Spirulina memiliki kandungan protein yang sangat tinggi, mencapai 60–70% dari berat kering. Selain itu, spirulina juga kaya vitamin B kompleks dan vitamin E yang berfungsi sebagai antioksidan alami. Kandungan lain, seperti zat besi, magnesium, kalium, dan selenium juga membuat spirulina menjadi suplemen bernutrisi padat.
Komposisi tersebut membuat spirulina banyak dimanfaatkan dalam bidang kesehatan. Mikroalga ini membantu meningkatkan daya tahan tubuh, menurunkan kadar kolesterol, dan menjaga kebugaran. Spirulina juga sering direkomendasikan sebagai sumber zat besi alami untuk mengurangi risiko anemia.
Dalam bidang pertanian dan perikanan, spirulina digunakan sebagai pupuk hayati serta pakan ikan dan udang.
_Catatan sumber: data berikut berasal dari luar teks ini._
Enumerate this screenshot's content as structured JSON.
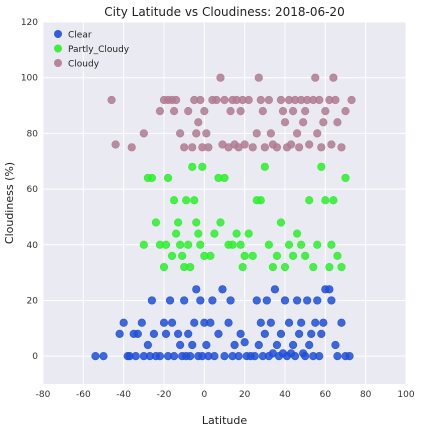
{
  "chart_data": {
    "type": "scatter",
    "title": "City Latitude vs Cloudiness: 2018-06-20",
    "xlabel": "Latitude",
    "ylabel": "Cloudiness (%)",
    "xlim": [
      -80,
      100
    ],
    "ylim": [
      -10,
      120
    ],
    "xticks": [
      -80,
      -60,
      -40,
      -20,
      0,
      20,
      40,
      60,
      80,
      100
    ],
    "yticks": [
      0,
      20,
      40,
      60,
      80,
      100,
      120
    ],
    "grid": true,
    "legend_position": "top-left",
    "background": "#eaeaf2",
    "series": [
      {
        "name": "Clear",
        "color": "#1f4fd6",
        "points": [
          [
            -54,
            0
          ],
          [
            -50,
            0
          ],
          [
            -42,
            8
          ],
          [
            -40,
            12
          ],
          [
            -38,
            0
          ],
          [
            -37,
            0
          ],
          [
            -35,
            8
          ],
          [
            -34,
            0
          ],
          [
            -33,
            8
          ],
          [
            -31,
            12
          ],
          [
            -30,
            0
          ],
          [
            -28,
            4
          ],
          [
            -27,
            0
          ],
          [
            -26,
            20
          ],
          [
            -25,
            8
          ],
          [
            -24,
            0
          ],
          [
            -22,
            0
          ],
          [
            -20,
            12
          ],
          [
            -19,
            8
          ],
          [
            -18,
            0
          ],
          [
            -17,
            20
          ],
          [
            -16,
            12
          ],
          [
            -15,
            0
          ],
          [
            -13,
            8
          ],
          [
            -12,
            4
          ],
          [
            -11,
            0
          ],
          [
            -10,
            20
          ],
          [
            -9,
            0
          ],
          [
            -8,
            8
          ],
          [
            -7,
            0
          ],
          [
            -6,
            4
          ],
          [
            -5,
            12
          ],
          [
            -4,
            24
          ],
          [
            -3,
            0
          ],
          [
            -2,
            20
          ],
          [
            -1,
            0
          ],
          [
            0,
            12
          ],
          [
            1,
            4
          ],
          [
            2,
            0
          ],
          [
            3,
            12
          ],
          [
            4,
            20
          ],
          [
            5,
            0
          ],
          [
            7,
            8
          ],
          [
            9,
            24
          ],
          [
            10,
            0
          ],
          [
            12,
            12
          ],
          [
            13,
            20
          ],
          [
            14,
            0
          ],
          [
            15,
            4
          ],
          [
            17,
            0
          ],
          [
            18,
            8
          ],
          [
            20,
            5
          ],
          [
            21,
            0
          ],
          [
            23,
            0
          ],
          [
            25,
            0
          ],
          [
            26,
            20
          ],
          [
            27,
            4
          ],
          [
            28,
            12
          ],
          [
            29,
            0
          ],
          [
            30,
            8
          ],
          [
            31,
            20
          ],
          [
            32,
            0
          ],
          [
            33,
            12
          ],
          [
            34,
            1
          ],
          [
            35,
            24
          ],
          [
            36,
            4
          ],
          [
            37,
            0
          ],
          [
            38,
            8
          ],
          [
            39,
            1
          ],
          [
            40,
            20
          ],
          [
            41,
            0
          ],
          [
            42,
            12
          ],
          [
            43,
            1
          ],
          [
            44,
            4
          ],
          [
            45,
            0
          ],
          [
            46,
            20
          ],
          [
            47,
            8
          ],
          [
            48,
            12
          ],
          [
            49,
            1
          ],
          [
            50,
            0
          ],
          [
            51,
            20
          ],
          [
            52,
            4
          ],
          [
            53,
            8
          ],
          [
            54,
            0
          ],
          [
            55,
            12
          ],
          [
            56,
            20
          ],
          [
            57,
            0
          ],
          [
            58,
            8
          ],
          [
            59,
            12
          ],
          [
            60,
            24
          ],
          [
            62,
            24
          ],
          [
            63,
            20
          ],
          [
            65,
            4
          ],
          [
            66,
            0
          ],
          [
            68,
            12
          ],
          [
            70,
            0
          ],
          [
            72,
            0
          ]
        ]
      },
      {
        "name": "Partly_Cloudy",
        "color": "#2bef2b",
        "points": [
          [
            -30,
            40
          ],
          [
            -28,
            64
          ],
          [
            -26,
            64
          ],
          [
            -24,
            48
          ],
          [
            -22,
            40
          ],
          [
            -20,
            32
          ],
          [
            -19,
            40
          ],
          [
            -18,
            64
          ],
          [
            -16,
            36
          ],
          [
            -15,
            56
          ],
          [
            -14,
            44
          ],
          [
            -13,
            48
          ],
          [
            -12,
            40
          ],
          [
            -11,
            36
          ],
          [
            -10,
            32
          ],
          [
            -9,
            56
          ],
          [
            -8,
            40
          ],
          [
            -7,
            32
          ],
          [
            -6,
            68
          ],
          [
            -5,
            56
          ],
          [
            -4,
            48
          ],
          [
            -3,
            44
          ],
          [
            -2,
            40
          ],
          [
            -1,
            68
          ],
          [
            0,
            36
          ],
          [
            3,
            36
          ],
          [
            5,
            44
          ],
          [
            7,
            64
          ],
          [
            8,
            48
          ],
          [
            10,
            64
          ],
          [
            12,
            40
          ],
          [
            14,
            40
          ],
          [
            16,
            44
          ],
          [
            18,
            40
          ],
          [
            19,
            32
          ],
          [
            20,
            36
          ],
          [
            22,
            44
          ],
          [
            24,
            36
          ],
          [
            26,
            56
          ],
          [
            28,
            56
          ],
          [
            30,
            68
          ],
          [
            32,
            40
          ],
          [
            34,
            32
          ],
          [
            36,
            36
          ],
          [
            38,
            48
          ],
          [
            40,
            32
          ],
          [
            42,
            40
          ],
          [
            44,
            36
          ],
          [
            46,
            44
          ],
          [
            48,
            40
          ],
          [
            50,
            36
          ],
          [
            52,
            56
          ],
          [
            54,
            32
          ],
          [
            56,
            40
          ],
          [
            58,
            68
          ],
          [
            60,
            56
          ],
          [
            62,
            32
          ],
          [
            63,
            40
          ],
          [
            64,
            56
          ],
          [
            66,
            36
          ],
          [
            68,
            32
          ],
          [
            70,
            64
          ]
        ]
      },
      {
        "name": "Cloudy",
        "color": "#b07a90",
        "points": [
          [
            -46,
            92
          ],
          [
            -44,
            76
          ],
          [
            -36,
            75
          ],
          [
            -30,
            80
          ],
          [
            -22,
            88
          ],
          [
            -20,
            92
          ],
          [
            -18,
            92
          ],
          [
            -16,
            92
          ],
          [
            -15,
            88
          ],
          [
            -14,
            92
          ],
          [
            -12,
            80
          ],
          [
            -10,
            75
          ],
          [
            -8,
            88
          ],
          [
            -6,
            75
          ],
          [
            -5,
            92
          ],
          [
            -4,
            80
          ],
          [
            -3,
            84
          ],
          [
            -2,
            92
          ],
          [
            -1,
            75
          ],
          [
            0,
            88
          ],
          [
            1,
            80
          ],
          [
            2,
            75
          ],
          [
            4,
            92
          ],
          [
            6,
            92
          ],
          [
            8,
            100
          ],
          [
            9,
            76
          ],
          [
            10,
            92
          ],
          [
            12,
            75
          ],
          [
            13,
            88
          ],
          [
            14,
            92
          ],
          [
            15,
            76
          ],
          [
            16,
            92
          ],
          [
            17,
            75
          ],
          [
            18,
            88
          ],
          [
            19,
            92
          ],
          [
            20,
            76
          ],
          [
            22,
            92
          ],
          [
            24,
            75
          ],
          [
            26,
            80
          ],
          [
            27,
            100
          ],
          [
            28,
            92
          ],
          [
            29,
            88
          ],
          [
            30,
            75
          ],
          [
            32,
            92
          ],
          [
            33,
            80
          ],
          [
            34,
            76
          ],
          [
            36,
            75
          ],
          [
            38,
            92
          ],
          [
            39,
            88
          ],
          [
            40,
            84
          ],
          [
            41,
            75
          ],
          [
            42,
            92
          ],
          [
            43,
            76
          ],
          [
            44,
            88
          ],
          [
            45,
            92
          ],
          [
            46,
            80
          ],
          [
            47,
            75
          ],
          [
            48,
            92
          ],
          [
            49,
            84
          ],
          [
            50,
            88
          ],
          [
            51,
            92
          ],
          [
            52,
            76
          ],
          [
            54,
            92
          ],
          [
            55,
            100
          ],
          [
            56,
            80
          ],
          [
            57,
            92
          ],
          [
            58,
            75
          ],
          [
            59,
            84
          ],
          [
            60,
            88
          ],
          [
            62,
            92
          ],
          [
            63,
            76
          ],
          [
            64,
            100
          ],
          [
            65,
            92
          ],
          [
            66,
            84
          ],
          [
            68,
            75
          ],
          [
            70,
            88
          ],
          [
            73,
            92
          ]
        ]
      }
    ]
  }
}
Pada peternakan, spirulina dicampurkan ke pakan ayam untuk meningkatkan kualitas telur. Industri kosmetik juga memanfaatkan spirulina karena sifat anti-aging-nya membantu mengurangi iritasi dan kerusakan kulit, sekaligus memperkuat rambut.
Spirulina pun memiliki peran besar dalam isu lingkungan. Mikroalga ini mampu menyerap polutan dari air, sehingga digunakan dalam pengolahan limbah, termasuk limbah sawit. Selain itu, spirulina tumbuh cepat dan menyerap karbon dalam jumlah besar. Kandungan lemak esensial di dalamnya juga membuka peluang pemanfaatan sebagai bahan bakar nabati atau biofuel.
Secara keseluruhan, spirulina adalah organisme multifungsi yang memiliki manfaat dari berbagai bidang, termasuk kesehatan, lingkungan, pangan, hingga energi.